Votre mère possédait aussi une fascinante collection de cartes postales. Celles ramenées d’Amérique – et d’autres d’Afrique où votre grand-père avait également à faire – occupaient une bonne part d’un album dont nous tournions respectueusement les pages. Mais le centre du recueil abritait une réserve plus précieuse encore : une double page de cartes de vœux. Nous savions précisément, votre mère et moi, où se situaient ces paradigmes de beauté et à partir de quelle page il nous fallait ralentir notre progression pour savourer d’avance et le plus longtemps possible l’émoi qu’ils nous réservaient. Enfin, quand nous y parvenions, nous contemplions et promenions sur ces cartes un doigt prudent : toutes étaient en relief et offraient à nos yeux extasiés des dunes nacrées, des ciels irisés aux reflets d’argent, des rennes incrustés de paillettes, des traîneaux cousus d’or et de velours pourpre.

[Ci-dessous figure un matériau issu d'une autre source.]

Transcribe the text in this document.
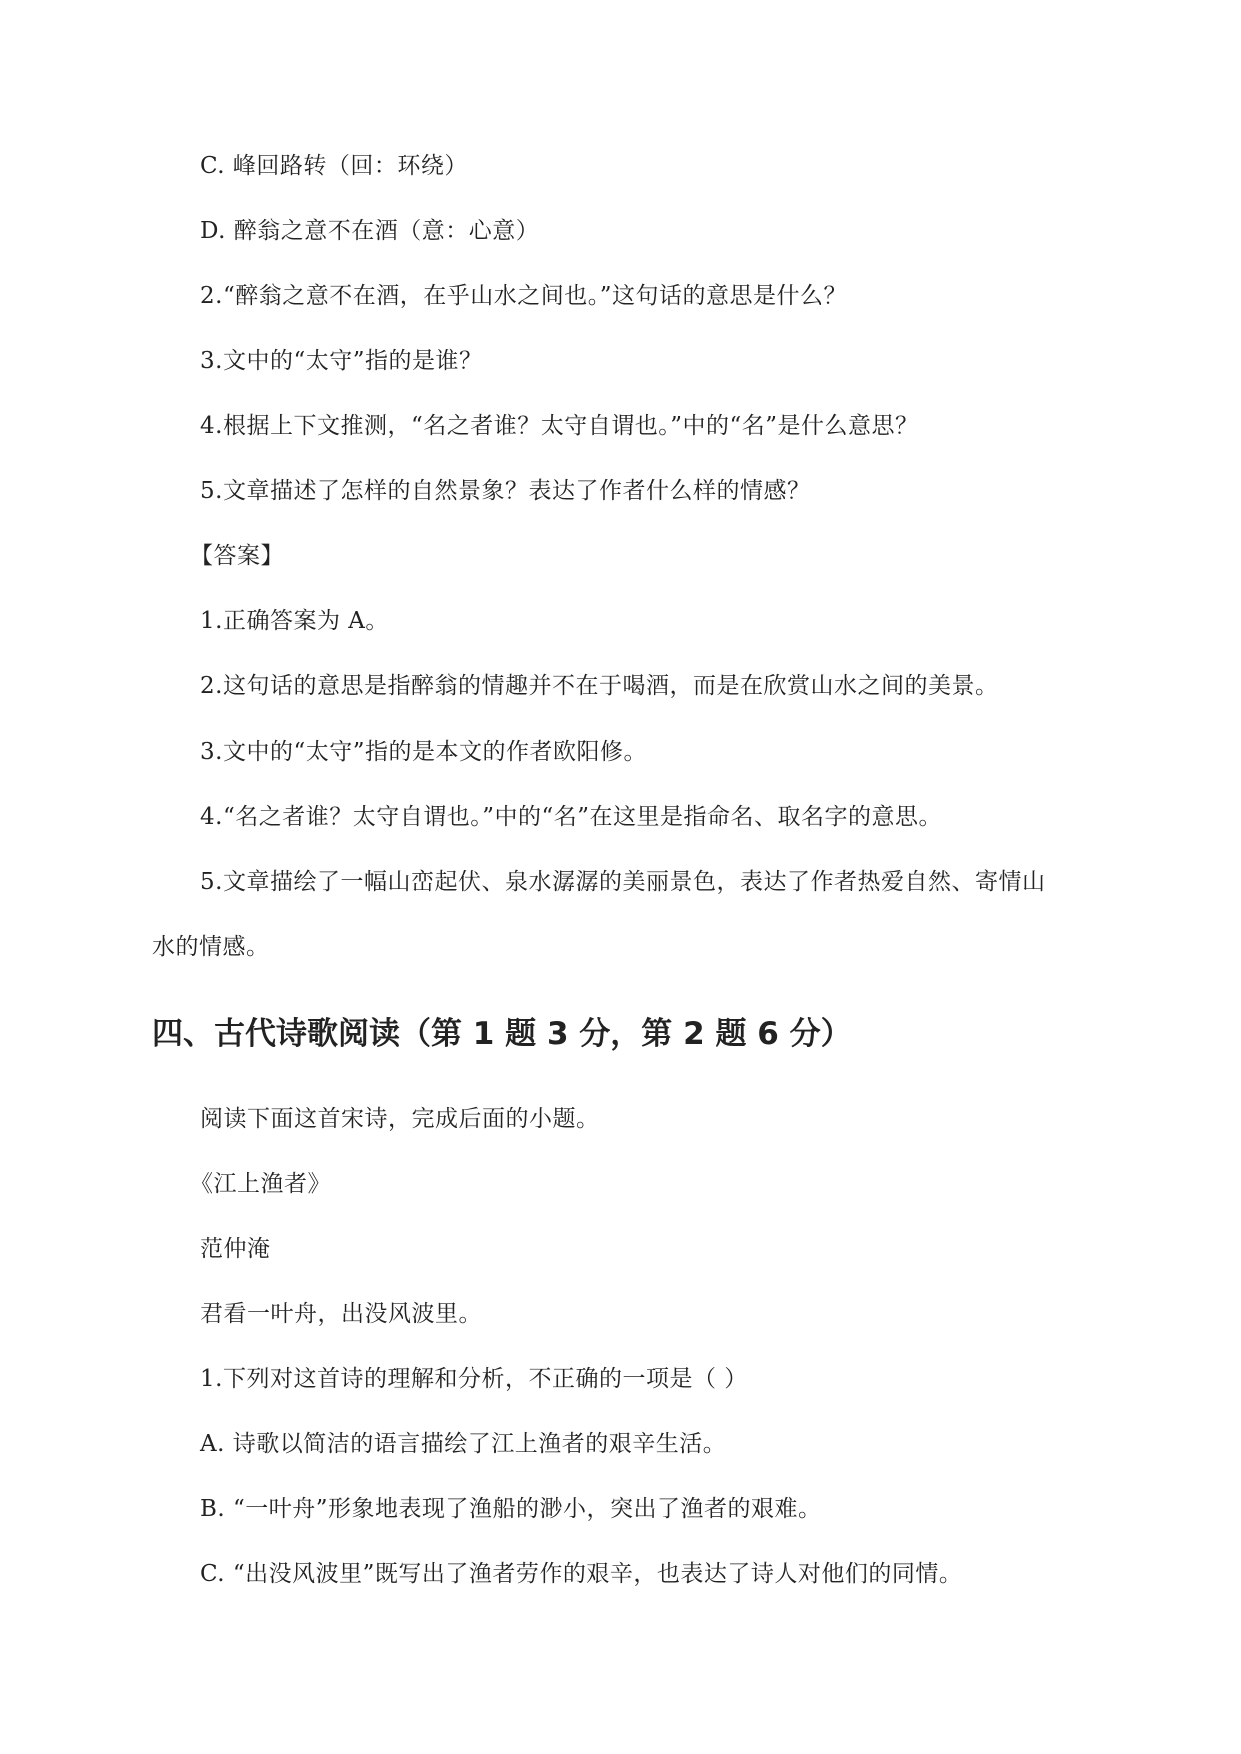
C. 峰回路转（回：环绕）
D. 醉翁之意不在酒（意：心意）
2.“醉翁之意不在酒，在乎山水之间也。”这句话的意思是什么？
3.文中的“太守”指的是谁？
4.根据上下文推测，“名之者谁？太守自谓也。”中的“名”是什么意思？
5.文章描述了怎样的自然景象？表达了作者什么样的情感？
【答案】
1.正确答案为 A。
2.这句话的意思是指醉翁的情趣并不在于喝酒，而是在欣赏山水之间的美景。
3.文中的“太守”指的是本文的作者欧阳修。
4.“名之者谁？太守自谓也。”中的“名”在这里是指命名、取名字的意思。
5.文章描绘了一幅山峦起伏、泉水潺潺的美丽景色，表达了作者热爱自然、寄情山
水的情感。
四、古代诗歌阅读（第 1 题 3 分，第 2 题 6 分）
阅读下面这首宋诗，完成后面的小题。
《江上渔者》
范仲淹
君看一叶舟，出没风波里。
1.下列对这首诗的理解和分析，不正确的一项是（ ）
A. 诗歌以简洁的语言描绘了江上渔者的艰辛生活。
B. “一叶舟”形象地表现了渔船的渺小，突出了渔者的艰难。
C. “出没风波里”既写出了渔者劳作的艰辛，也表达了诗人对他们的同情。
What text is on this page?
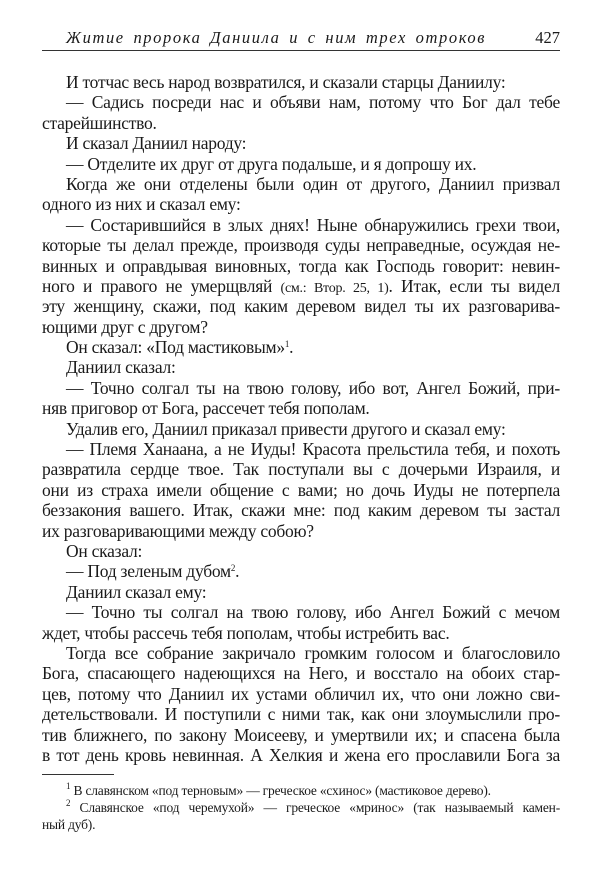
Житие пророка Даниила и с ним трех отроков	427
И тотчас весь народ возвратился, и сказали старцы Даниилу:
— Садись посреди нас и объяви нам, потому что Бог дал тебе
старейшинство.
И сказал Даниил народу:
— Отделите их друг от друга подальше, и я допрошу их.
Когда же они отделены были один от другого, Даниил призвал
одного из них и сказал ему:
— Состарившийся в злых днях! Ныне обнаружились грехи твои,
которые ты делал прежде, производя суды неправедные, осуждая не-
винных и оправдывая виновных, тогда как Господь говорит: невин-
ного и правого не умерщвляй (см.: Втор. 25, 1). Итак, если ты видел
эту женщину, скажи, под каким деревом видел ты их разговарива-
ющими друг с другом?
Он сказал: «Под мастиковым»$^1$.
Даниил сказал:
— Точно солгал ты на твою голову, ибо вот, Ангел Божий, при-
няв приговор от Бога, рассечет тебя пополам.
Удалив его, Даниил приказал привести другого и сказал ему:
— Племя Ханаана, а не Иуды! Красота прельстила тебя, и похоть
развратила сердце твое. Так поступали вы с дочерьми Израиля, и
они из страха имели общение с вами; но дочь Иуды не потерпела
беззакония вашего. Итак, скажи мне: под каким деревом ты застал
их разговаривающими между собою?
Он сказал:
— Под зеленым дубом$^2$.
Даниил сказал ему:
— Точно ты солгал на твою голову, ибо Ангел Божий с мечом
ждет, чтобы рассечь тебя пополам, чтобы истребить вас.
Тогда все собрание закричало громким голосом и благословило
Бога, спасающего надеющихся на Него, и восстало на обоих стар-
цев, потому что Даниил их устами обличил их, что они ложно сви-
детельствовали. И поступили с ними так, как они злоумыслили про-
тив ближнего, по закону Моисееву, и умертвили их; и спасена была
в тот день кровь невинная. А Хелкия и жена его прославили Бога за
$^1$ В славянском «под терновым» — греческое «схинос» (мастиковое дерево).
$^2$ Славянское «под черемухой» — греческое «мринос» (так называемый камен-
ный дуб).
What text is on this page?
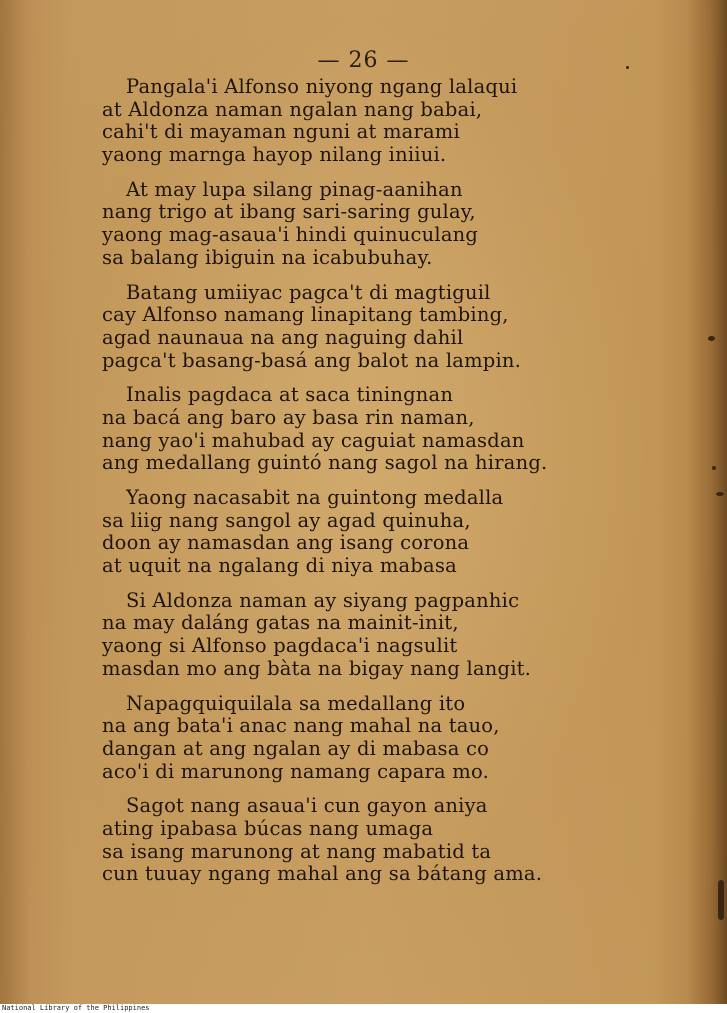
— 26 —
Pangala'i Alfonso niyong ngang lalaqui
at Aldonza naman ngalan nang babai,
cahi't di mayaman nguni at marami
yaong marnga hayop nilang iniiui.
At may lupa silang pinag-aanihan
nang trigo at ibang sari-saring gulay,
yaong mag-asaua'i hindi quinuculang
sa balang ibiguin na icabubuhay.
Batang umiiyac pagca't di magtiguil
cay Alfonso namang linapitang tambing,
agad naunaua na ang naguing dahil
pagca't basang-basá ang balot na lampin.
Inalis pagdaca at saca tiningnan
na bacá ang baro ay basa rin naman,
nang yao'i mahubad ay caguiat namasdan
ang medallang guintó nang sagol na hirang.
Yaong nacasabit na guintong medalla
sa liig nang sangol ay agad quinuha,
doon ay namasdan ang isang corona
at uquit na ngalang di niya mabasa
Si Aldonza naman ay siyang pagpanhic
na may daláng gatas na mainit-init,
yaong si Alfonso pagdaca'i nagsulit
masdan mo ang bàta na bigay nang langit.
Napagquiquilala sa medallang ito
na ang bata'i anac nang mahal na tauo,
dangan at ang ngalan ay di mabasa co
aco'i di marunong namang capara mo.
Sagot nang asaua'i cun gayon aniya
ating ipabasa búcas nang umaga
sa isang marunong at nang mabatid ta
cun tuuay ngang mahal ang sa bátang ama.
National Library of the Philippines
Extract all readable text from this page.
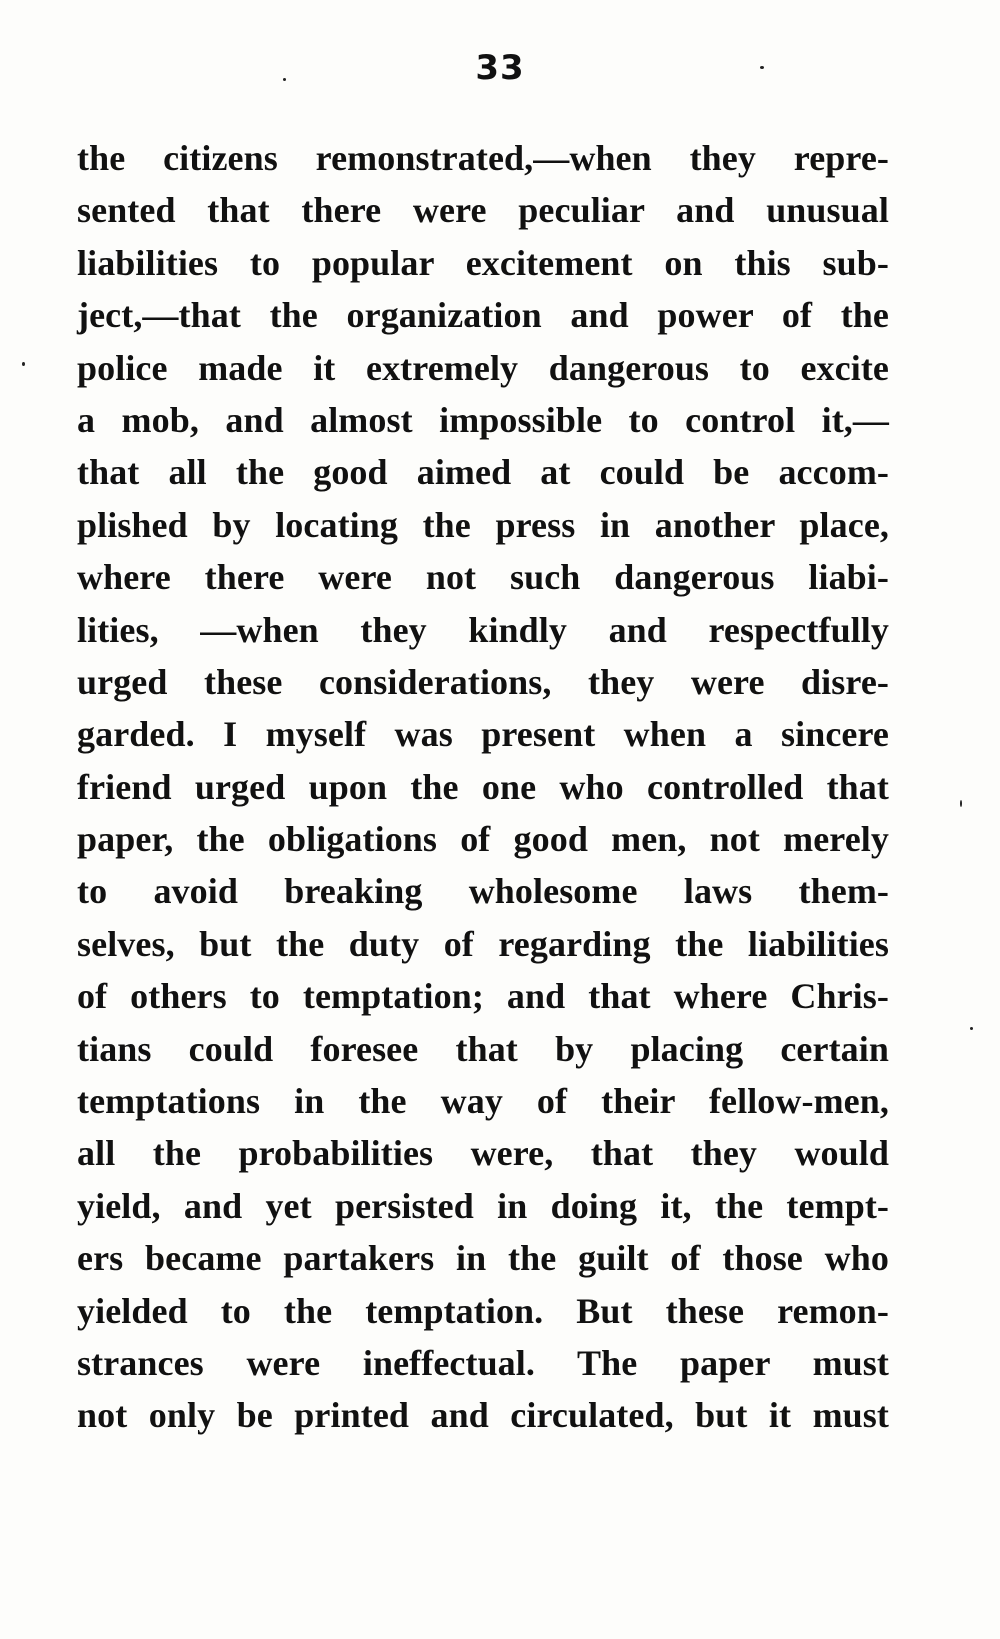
33
the citizens remonstrated,—when they repre-
sented that there were peculiar and unusual
liabilities to popular excitement on this sub-
ject,—that the organization and power of the
police made it extremely dangerous to excite
a mob, and almost impossible to control it,—
that all the good aimed at could be accom-
plished by locating the press in another place,
where there were not such dangerous liabi-
lities, —when they kindly and respectfully
urged these considerations, they were disre-
garded. I myself was present when a sincere
friend urged upon the one who controlled that
paper, the obligations of good men, not merely
to avoid breaking wholesome laws them-
selves, but the duty of regarding the liabilities
of others to temptation; and that where Chris-
tians could foresee that by placing certain
temptations in the way of their fellow-men,
all the probabilities were, that they would
yield, and yet persisted in doing it, the tempt-
ers became partakers in the guilt of those who
yielded to the temptation. But these remon-
strances were ineffectual. The paper must
not only be printed and circulated, but it must
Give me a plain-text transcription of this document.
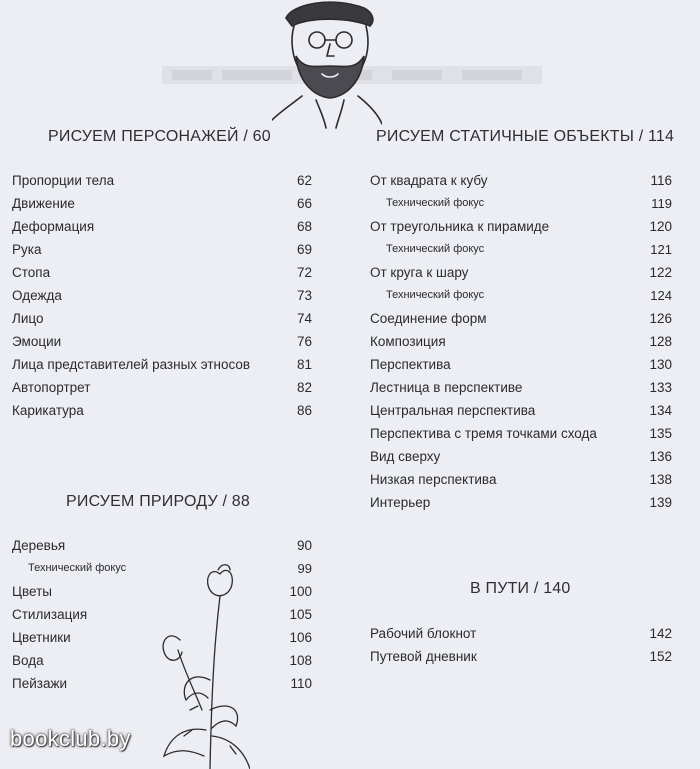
РИСУЕМ ПЕРСОНАЖЕЙ / 60
Пропорции тела	62
Движение	66
Деформация	68
Рука	69
Стопа	72
Одежда	73
Лицо	74
Эмоции	76
Лица представителей разных этносов	81
Автопортрет	82
Карикатура	86
РИСУЕМ ПРИРОДУ / 88
Деревья	90
Технический фокус	99
Цветы	100
Стилизация	105
Цветники	106
Вода	108
Пейзажи	110
РИСУЕМ СТАТИЧНЫЕ ОБЪЕКТЫ / 114
От квадрата к кубу	116
Технический фокус	119
От треугольника к пирамиде	120
Технический фокус	121
От круга к шару	122
Технический фокус	124
Соединение форм	126
Композиция	128
Перспектива	130
Лестница в перспективе	133
Центральная перспектива	134
Перспектива с тремя точками схода	135
Вид сверху	136
Низкая перспектива	138
Интерьер	139
В ПУТИ / 140
Рабочий блокнот	142
Путевой дневник	152
bookclub.by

Enfin, votre mère et moi, serrions tout aussi jalousement dans des boîtes à trésors mille et un objets pour leur douceur, leur couleur, leur éclat ou, encore, le bruit précieux qu’ils nous offraient lorsque nous les agitions délicatement à notre oreille.

Je respirais donc chez votre mère un air de luxe, de calme et de volupté qui jamais ne franchirait la porte de notre maison encombrée d’Histoire et de projets rustiques. Mais, surtout, à l’abri des regards et jugements, loin des épreuves et batailles rangées, entre mes doigts aux ongles souvent noircis et sur mes genoux écorchés, je découvrais et cultivais grâce à votre mère une passion chuchotée du minuscule et du brillant, du doux et du mignon. Grâce à votre mère, je m’accordais le droit et le bonheur d’être fille. Une fille armée pour en découdre avec les pluies de marrons, les épreuves et les vertiges que me réserverait l’avenir parce que capable de jardins secrets et de passions clandestines.

À l’âge qui est le vôtre, votre oncle avait déjà fait la connaissance de votre tante et se disposait à vous faire trois cousins. À l’âge qui est le vôtre, votre mère rencontrait votre père. À partir de là, vous connaissez la suite. Puissiez-vous me la raconter un jour et prolonger ainsi l’enfance que sa disparition aujourd’hui me ramène.